Data Structures: Graph Representations, Breadth-First Seach, Depth-First Search, Dijkstra's Algorithm, Heaps, Upheap, and Downheap
What are the components of a graph?
A graph consists of a set of vertices (V) and a set of edges (E) such that each edge in E is a connection between a pair of vertices in V.
Complete graph
A graph containing all possible edges
Weighted graph
A graph in which each edge has an associated weight.
Dense graph
A graph with many edges
Simple path
A path in which all vertices along the path are distinct
Path
A sequence of vertices v1, v2, ..., vn with length n - 1.
Connected graph
An undirected graph is connected if there is at least one path from any vertex to another
What search method is utilized to find unweighted shortest paths?

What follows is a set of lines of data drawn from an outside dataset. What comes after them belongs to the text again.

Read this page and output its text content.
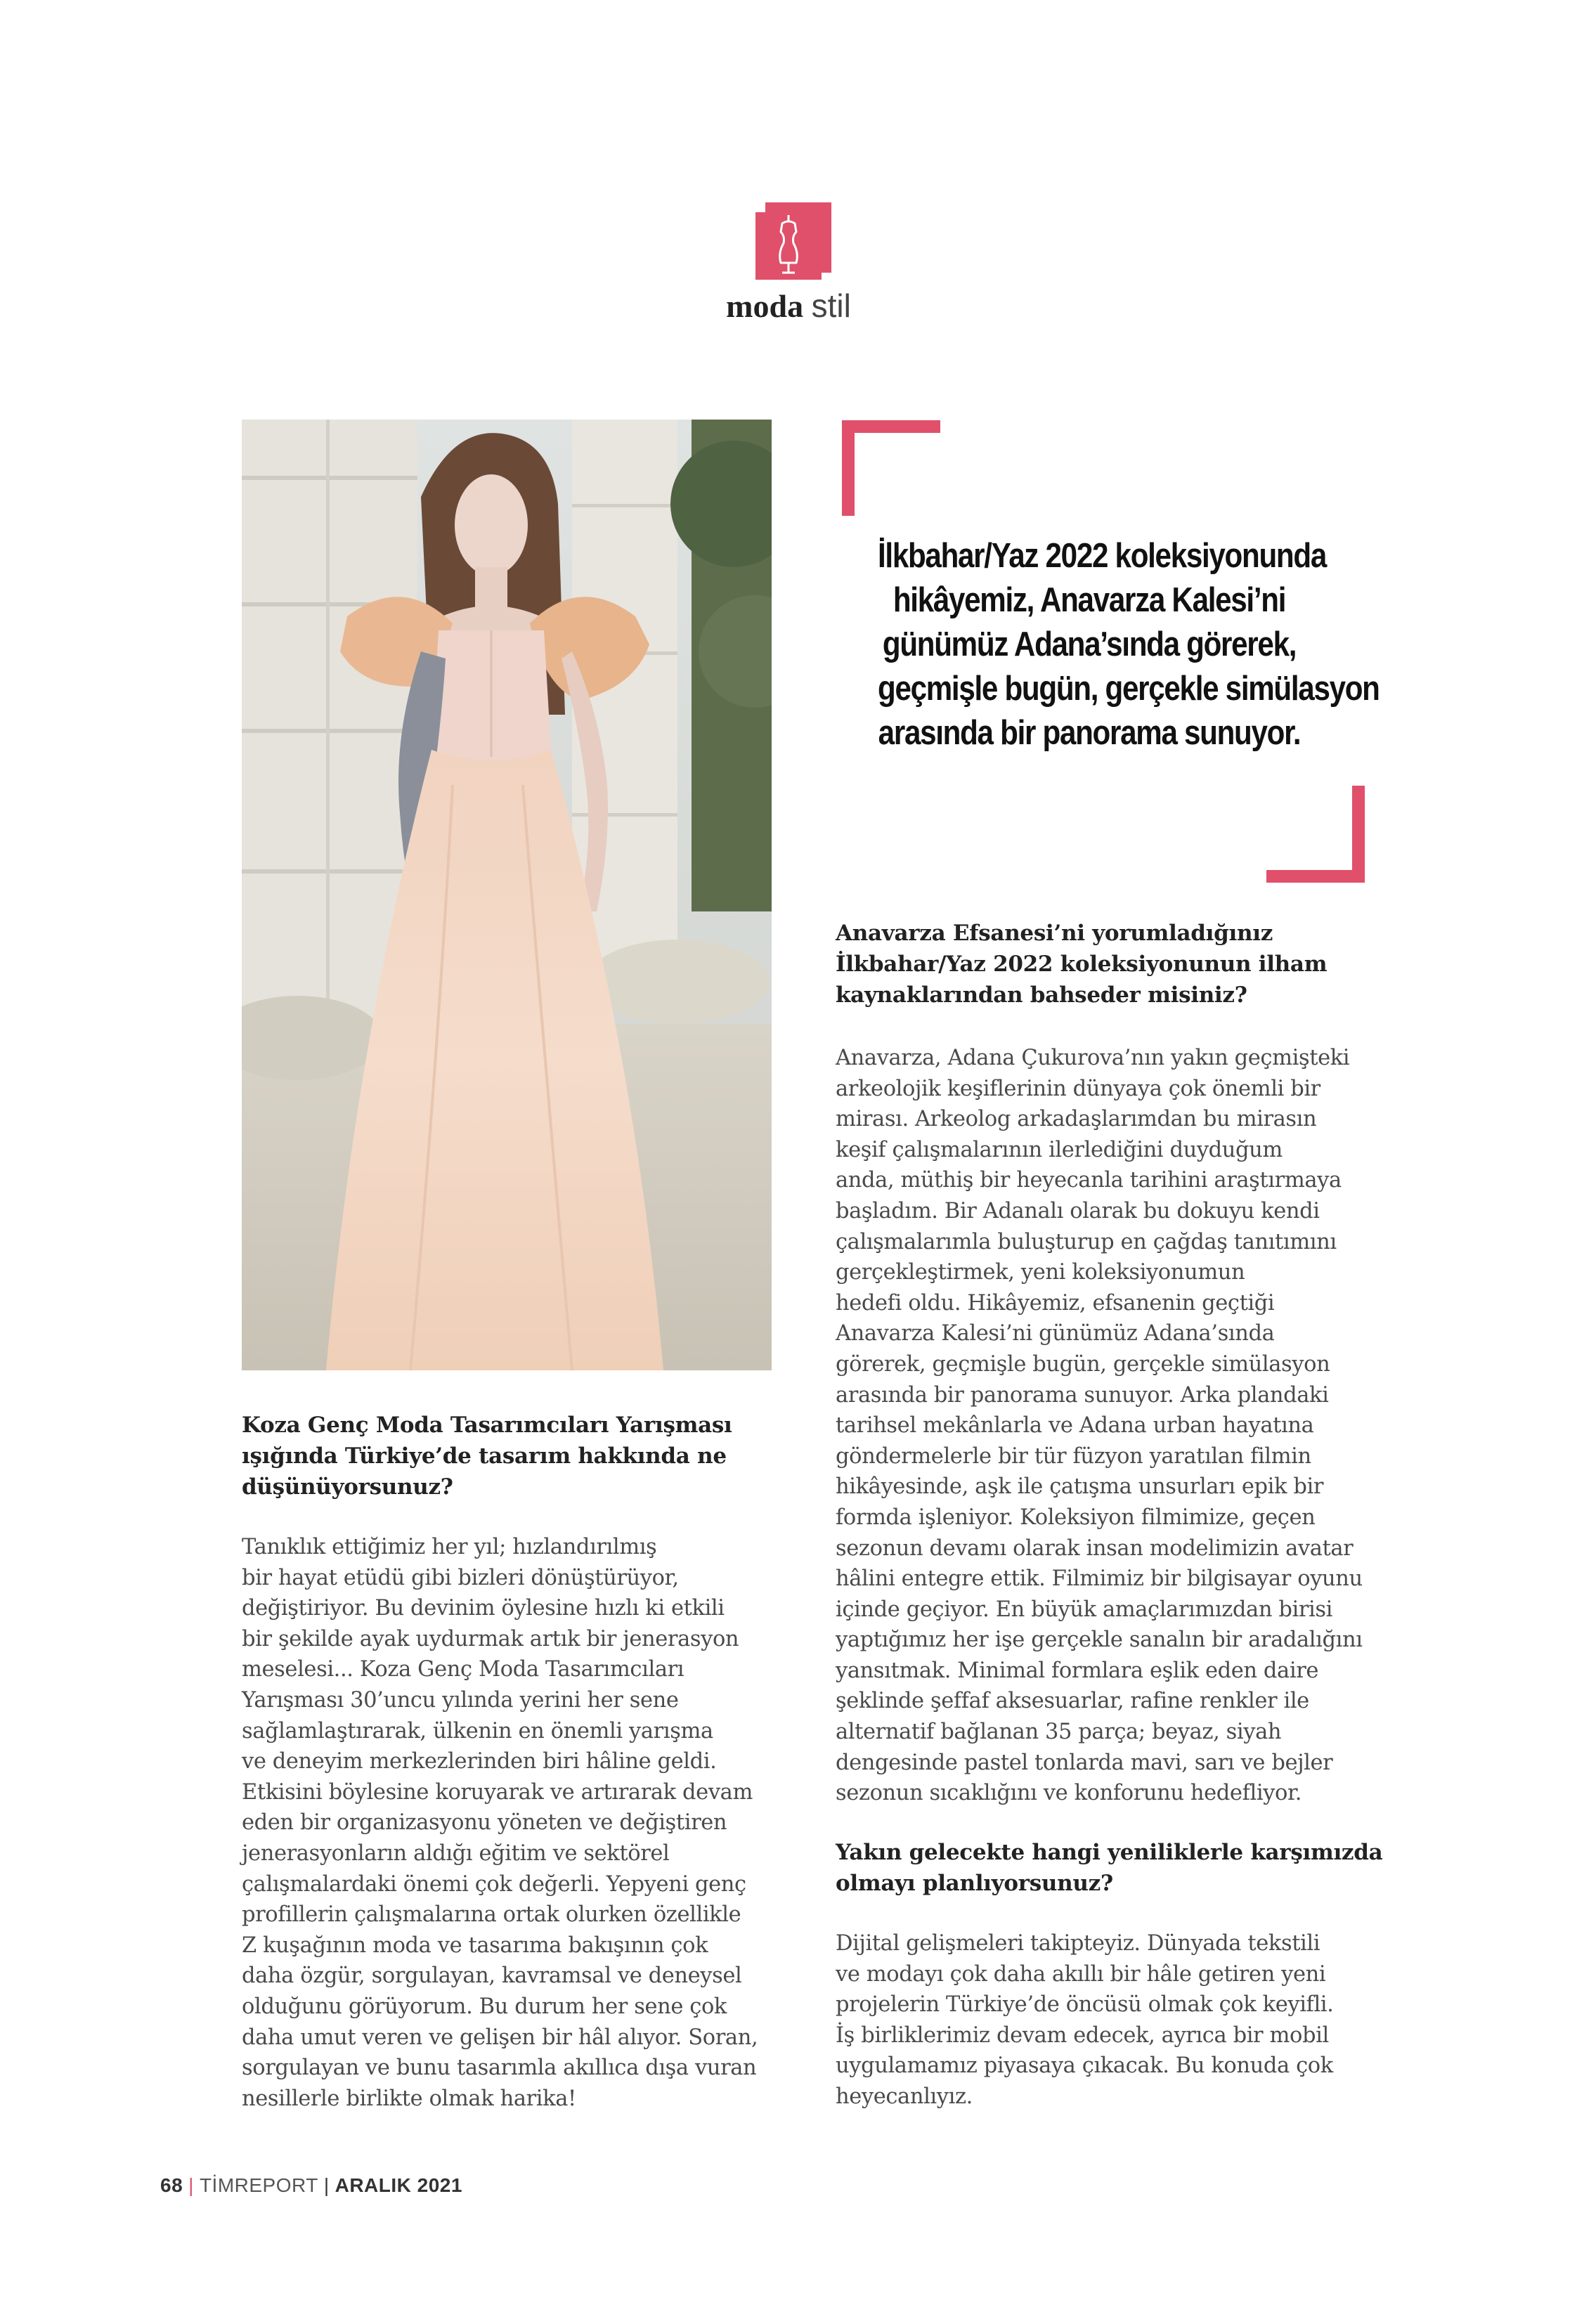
moda stil
İlkbahar/Yaz 2022 koleksiyonunda
hikâyemiz, Anavarza Kalesi’ni
günümüz Adana’sında görerek,
geçmişle bugün, gerçekle simülasyon
arasında bir panorama sunuyor.
Koza Genç Moda Tasarımcıları Yarışması
ışığında Türkiye’de tasarım hakkında ne
düşünüyorsunuz?
Tanıklık ettiğimiz her yıl; hızlandırılmış
bir hayat etüdü gibi bizleri dönüştürüyor,
değiştiriyor. Bu devinim öylesine hızlı ki etkili
bir şekilde ayak uydurmak artık bir jenerasyon
meselesi... Koza Genç Moda Tasarımcıları
Yarışması 30’uncu yılında yerini her sene
sağlamlaştırarak, ülkenin en önemli yarışma
ve deneyim merkezlerinden biri hâline geldi.
Etkisini böylesine koruyarak ve artırarak devam
eden bir organizasyonu yöneten ve değiştiren
jenerasyonların aldığı eğitim ve sektörel
çalışmalardaki önemi çok değerli. Yepyeni genç
profillerin çalışmalarına ortak olurken özellikle
Z kuşağının moda ve tasarıma bakışının çok
daha özgür, sorgulayan, kavramsal ve deneysel
olduğunu görüyorum. Bu durum her sene çok
daha umut veren ve gelişen bir hâl alıyor. Soran,
sorgulayan ve bunu tasarımla akıllıca dışa vuran
nesillerle birlikte olmak harika!
Anavarza Efsanesi’ni yorumladığınız
İlkbahar/Yaz 2022 koleksiyonunun ilham
kaynaklarından bahseder misiniz?
Anavarza, Adana Çukurova’nın yakın geçmişteki
arkeolojik keşiflerinin dünyaya çok önemli bir
mirası. Arkeolog arkadaşlarımdan bu mirasın
keşif çalışmalarının ilerlediğini duyduğum
anda, müthiş bir heyecanla tarihini araştırmaya
başladım. Bir Adanalı olarak bu dokuyu kendi
çalışmalarımla buluşturup en çağdaş tanıtımını
gerçekleştirmek, yeni koleksiyonumun
hedefi oldu. Hikâyemiz, efsanenin geçtiği
Anavarza Kalesi’ni günümüz Adana’sında
görerek, geçmişle bugün, gerçekle simülasyon
arasında bir panorama sunuyor. Arka plandaki
tarihsel mekânlarla ve Adana urban hayatına
göndermelerle bir tür füzyon yaratılan filmin
hikâyesinde, aşk ile çatışma unsurları epik bir
formda işleniyor. Koleksiyon filmimize, geçen
sezonun devamı olarak insan modelimizin avatar
hâlini entegre ettik. Filmimiz bir bilgisayar oyunu
içinde geçiyor. En büyük amaçlarımızdan birisi
yaptığımız her işe gerçekle sanalın bir aradalığını
yansıtmak. Minimal formlara eşlik eden daire
şeklinde şeffaf aksesuarlar, rafine renkler ile
alternatif bağlanan 35 parça; beyaz, siyah
dengesinde pastel tonlarda mavi, sarı ve bejler
sezonun sıcaklığını ve konforunu hedefliyor.
Yakın gelecekte hangi yeniliklerle karşımızda
olmayı planlıyorsunuz?
Dijital gelişmeleri takipteyiz. Dünyada tekstili
ve modayı çok daha akıllı bir hâle getiren yeni
projelerin Türkiye’de öncüsü olmak çok keyifli.
İş birliklerimiz devam edecek, ayrıca bir mobil
uygulamamız piyasaya çıkacak. Bu konuda çok
heyecanlıyız.
68 | TİMREPORT | ARALIK 2021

BFS Note that this method gives the shortest path from a given start node to ALL other vertices
Limitations of Dijkstra's Algorithm
Doesn't work with negative edges Assumes that when marked "known", no better route will be found
Range of number of edges in a graph
0 ≤ |E| ≤ |V|² - |V| The maximum comes from the fact that graphs (typically) cannot have edges between themselves
Dijkstra's Algorithm pseudocode (with min heap)

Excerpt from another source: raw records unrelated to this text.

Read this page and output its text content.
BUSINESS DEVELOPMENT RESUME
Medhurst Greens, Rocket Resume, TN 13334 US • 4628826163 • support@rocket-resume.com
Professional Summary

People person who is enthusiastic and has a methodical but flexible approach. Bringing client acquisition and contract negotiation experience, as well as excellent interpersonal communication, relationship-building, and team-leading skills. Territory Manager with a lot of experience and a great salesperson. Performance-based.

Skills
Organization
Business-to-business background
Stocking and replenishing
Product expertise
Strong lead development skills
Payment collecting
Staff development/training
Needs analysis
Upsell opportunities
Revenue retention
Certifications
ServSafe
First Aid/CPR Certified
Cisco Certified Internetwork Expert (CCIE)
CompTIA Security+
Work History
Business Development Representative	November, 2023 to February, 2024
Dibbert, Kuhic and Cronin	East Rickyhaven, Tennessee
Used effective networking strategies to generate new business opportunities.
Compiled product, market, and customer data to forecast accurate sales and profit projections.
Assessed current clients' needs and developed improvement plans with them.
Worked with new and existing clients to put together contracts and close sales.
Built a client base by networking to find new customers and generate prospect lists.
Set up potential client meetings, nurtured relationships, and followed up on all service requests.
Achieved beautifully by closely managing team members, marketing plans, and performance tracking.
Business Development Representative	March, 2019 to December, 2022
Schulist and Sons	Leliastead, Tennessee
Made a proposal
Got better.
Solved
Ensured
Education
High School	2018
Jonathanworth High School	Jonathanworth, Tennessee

1) Initialize a min heap and an array of distances from the source vertex 2) Set each dist in the distances array to be infinity, and make the previous undefined. Also, add all vertices to the min heap 3) While the min heap is not empty, get the minimum element from the min heap (call it u) 4) For every neighbor v of the current element u, store the distance from the start vertex to v 5) If that distance is less than the current distance reported for v in the distances array, then reset the distances array to be that new value. Also, set the previous of v to be u. Finally, remove v from the min heap
Dijkstra's Algorithm pseudocode (without min heap, using regular queue instead)

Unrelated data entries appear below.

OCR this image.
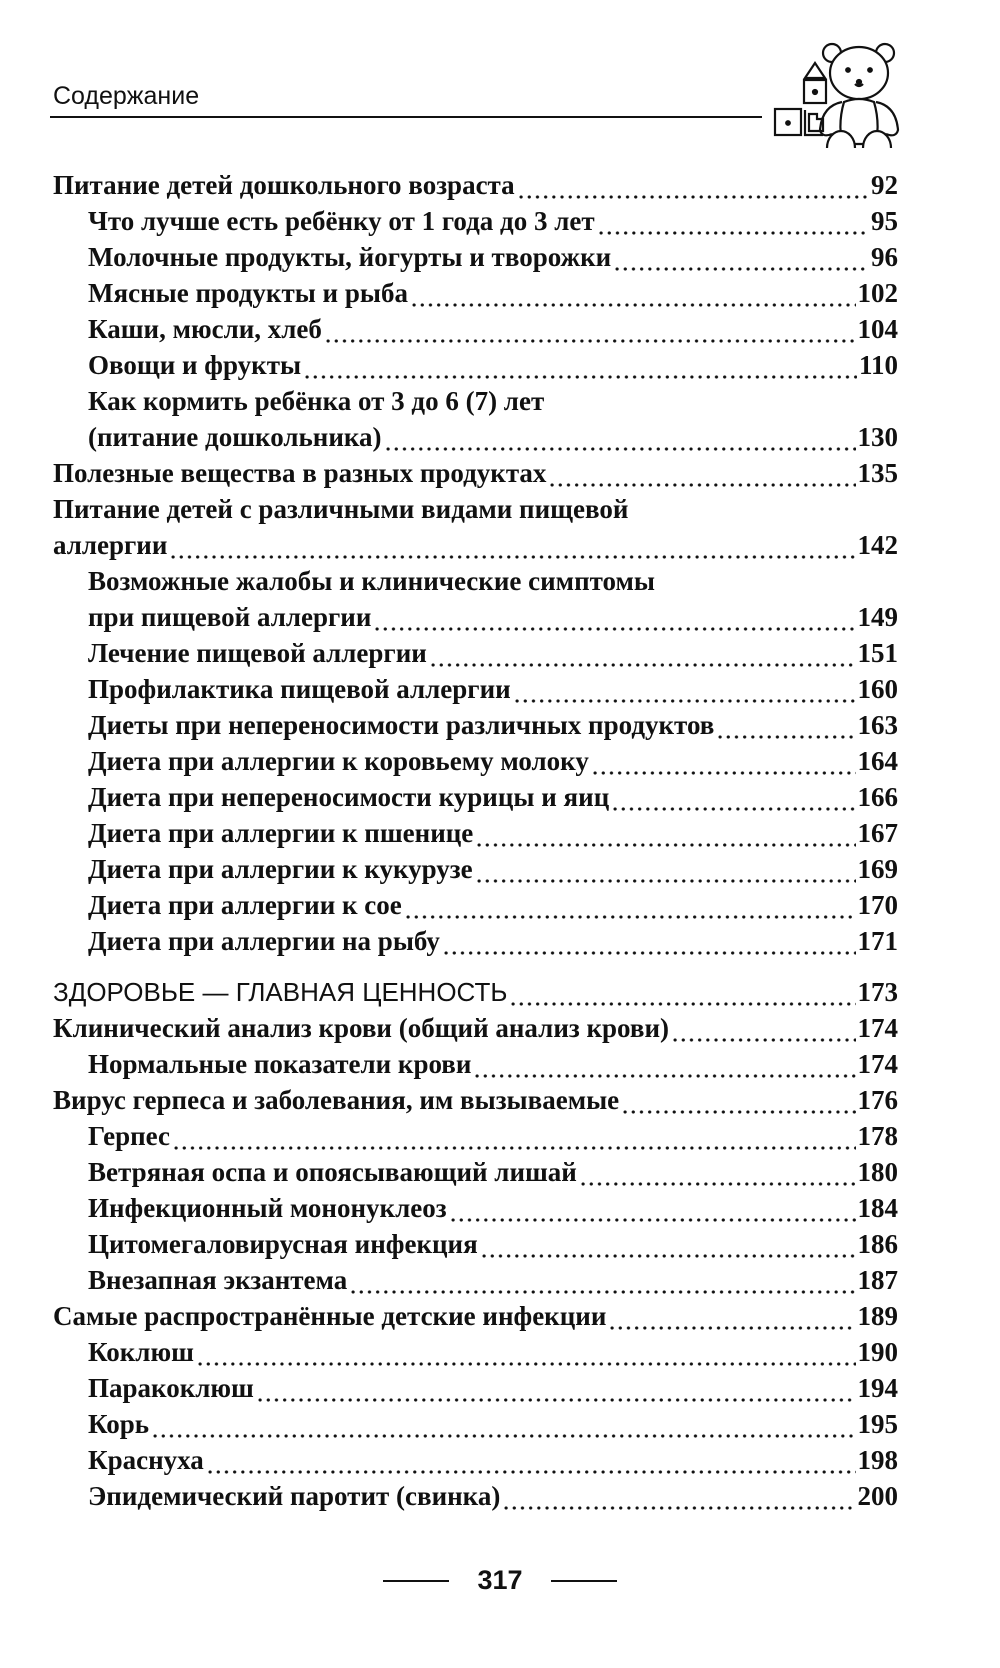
Содержание
Питание детей дошкольного возраста	92
Что лучше есть ребёнку от 1 года до 3 лет	95
Молочные продукты, йогурты и творожки	96
Мясные продукты и рыба	102
Каши, мюсли, хлеб	104
Овощи и фрукты	110
Как кормить ребёнка от 3 до 6 (7) лет
(питание дошкольника)	130
Полезные вещества в разных продуктах	135
Питание детей с различными видами пищевой
аллергии	142
Возможные жалобы и клинические симптомы
при пищевой аллергии	149
Лечение пищевой аллергии	151
Профилактика пищевой аллергии	160
Диеты при непереносимости различных продуктов	163
Диета при аллергии к коровьему молоку	164
Диета при непереносимости курицы и яиц	166
Диета при аллергии к пшенице	167
Диета при аллергии к кукурузе	169
Диета при аллергии к сое	170
Диета при аллергии на рыбу	171
ЗДОРОВЬЕ — ГЛАВНАЯ ЦЕННОСТЬ	173
Клинический анализ крови (общий анализ крови)	174
Нормальные показатели крови	174
Вирус герпеса и заболевания, им вызываемые	176
Герпес	178
Ветряная оспа и опоясывающий лишай	180
Инфекционный мононуклеоз	184
Цитомегаловирусная инфекция	186
Внезапная экзантема	187
Самые распространённые детские инфекции	189
Коклюш	190
Паракоклюш	194
Корь	195
Краснуха	198
Эпидемический паротит (свинка)	200
317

1) Initialize all vertices, set their weights to INF, set their known value to F, and set their prev to NONE (nullptr) 2) Set the weight of the starting node to 0 3) While there is an unknown vertex in the graph: 4) Find the vertex with the smallest distance to the current vertex v 5) Set that vertex to be known 6) Loop through all vertices adjacent to v 7) If a neighbor is not known, adjust the weight value of the neighbor by adding the weight of the edge from v to that neighbor (only if this provides a smaller weight than the previous value that was stored) 8) Set that neighbor's prev to v
Pseudocode for unweighted shortest path algorithm (BFS)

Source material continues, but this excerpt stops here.